My Journey to Becoming An ANTIRACIST by Jerico Cummings
My final year of high school I had to take a senior level government class to meet the social studies requirement per the Rapid City Area Schools district policies.
I remember being in a classroom taught by the head football coach at the time.His classroom was in the freshman wing, on the ground floor, which meant that there were no windows, every wall was constructed out of cinder blocks painted over with white paint, and fluorescent bulbs that could trigger a wicked headache at any point in the day.
On one particular day close to the end of the semester, a classmate of mine raised his hand and asked, “why is there a room for Native students, but not one for white students?”
I waited to hear my teacher’s reply. And to no surprise, his response catered to the white student’s needs without taking into consideration the experiences of any BIPOC (Black, Brown, Indigenous, and People of Color) that might be affected by the racial abuse.
When I heard those words spill out of his mouth, I retreated within myself, and said absolutely nothing for the rest of the day and I let the rest of the semester pass me by.
At this point in my life, I had a loose understanding of what it meant to be racist, or how to detect it in action.
When I first came to Montana State University for school, I struggled to make friends and find like-minded folks in my residence hall or in my classes. Something felt artificial about the interactions I had time and time again. But all of that changed when I attended an immersive identity retreat with roughly 30 strangers at a retreat location in Gallatin Gateway.
We spent the long weekend dialoguing about our social identities and how we have experienced power, privilege, and oppression. As I shared my lived experiences with total strangers, my knowledge base expanded in ways I would have never imagined.
I ask all of you reading this, to think of everything that you have been deprived of learning in a school setting. All the -phobias and the -isms that exist in our vocabulary… Can you imagine learning these definitions, while hearing from others firsthand accounts with racism, homophobia, sexism, etc. their entire lives, and were just now finding the definitions to define and describe their experience?
That was the 18 year old version of myself.
I ask that you please sit with that feeling or whatever emotion is coming up for you. And to keep that in mind far beyond the end of this post.
But what I want to share with you all focuses on this one experience I had that stuck with me throughout undergrad after I presented at my first academic conference, the National Conference on Race and Ethnicity in Higher Education (NCORE) in Portland, Oregon, with a dear friend of mine. She had asked me to speak on the ways in which faculty could better connect and support BIPOC students at predominantly white institutions. I had accidentally purchased a one way plane ticket to Portland and my friend, and co-presenter had traveled by car. We were on our way back to Bozeman heading east on I-90.
I can’t remember what it was exactly that we were talking about at the time. But what I do remember, is that the two of us were outside of Missoula, and my friend disclosed an observation that she had seen throughout her many years in higher education.
She shared with me that “she’s upset with the fact that it’s students like me — that identify as BIPOC or LGBTQ+ that are championing for our basic human rights at OUR university and that we should be afforded the same experience as our white counterparts.”
This was one of the first experiences that I can remember that my time spent at university or in a college setting, and the work that I was doing, was catering to, and making space for my oppressors to right their wrongs and clean their slate.

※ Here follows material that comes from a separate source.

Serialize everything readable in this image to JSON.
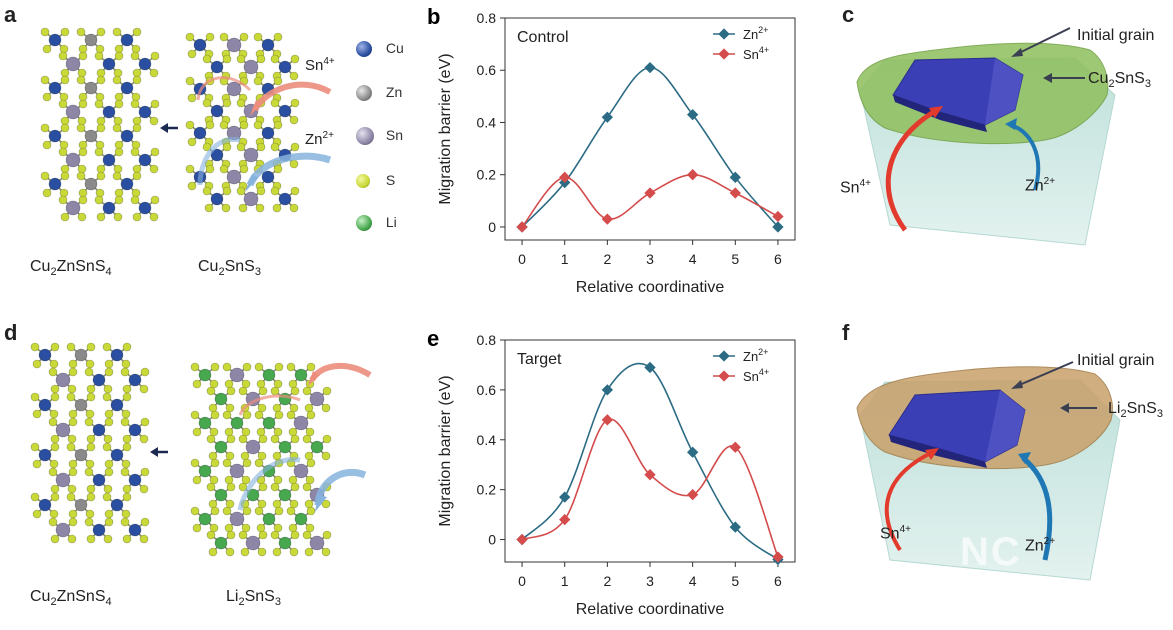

But now, after several years of learning the history of our geographic location and it’s original inhabitants, and those who have been historically marginalized in this region, I ask each and every one of you to do the same.
We cannot continue to recreate, congregate, and advocate on these lands without knowing the history of where we reside.
And now, after serving with the ONLY Black led, and entirely BIPOC staffed nonprofit in the state of Montana, I learned that our voices and experiences have to be centered, or else meaningful change isn’t possible. But it has to be done so in a fashion that uplifts the historically marginalized, disenfranchised, and oppressed peoples within the confines of our state.
I know that I personally have a lot left to learn, and that this isn’t my plateau. It’s the start of another uphill journey, and I hope to bring you all along for the ride, so to speak. But before I close, I want to make one thing clear with those of you reading this… My goal wasn’t to make my white readers feel like I’m blaming, shaming, or pointing fingers. My goal is to educate and to create awareness of the current situations in which we are living in.
Yeah, the pandemic has wreaked havoc in our communities. But what I want to specifically call attention to, is that as BIPOC folks, we too, are also living with another pandemic. And that is the racial injustices that have occurred as a result of the state sanctioned violence and force that has taken too many BIPOC lives far too soon.
As a call to action, I hope you all can purchase and read Ibram X. Kendi’s How to be an Antiracist, that you learn the original history and the legacies in which you are able to live the lives that you do on the lands in which you are visitors to, as well as connecting with the organizations that are leading the revolution that we have been dreaming of for far too long in meaningful ways.
Now is the time to make our dreams reality, and we need your support along the way. Please, join us.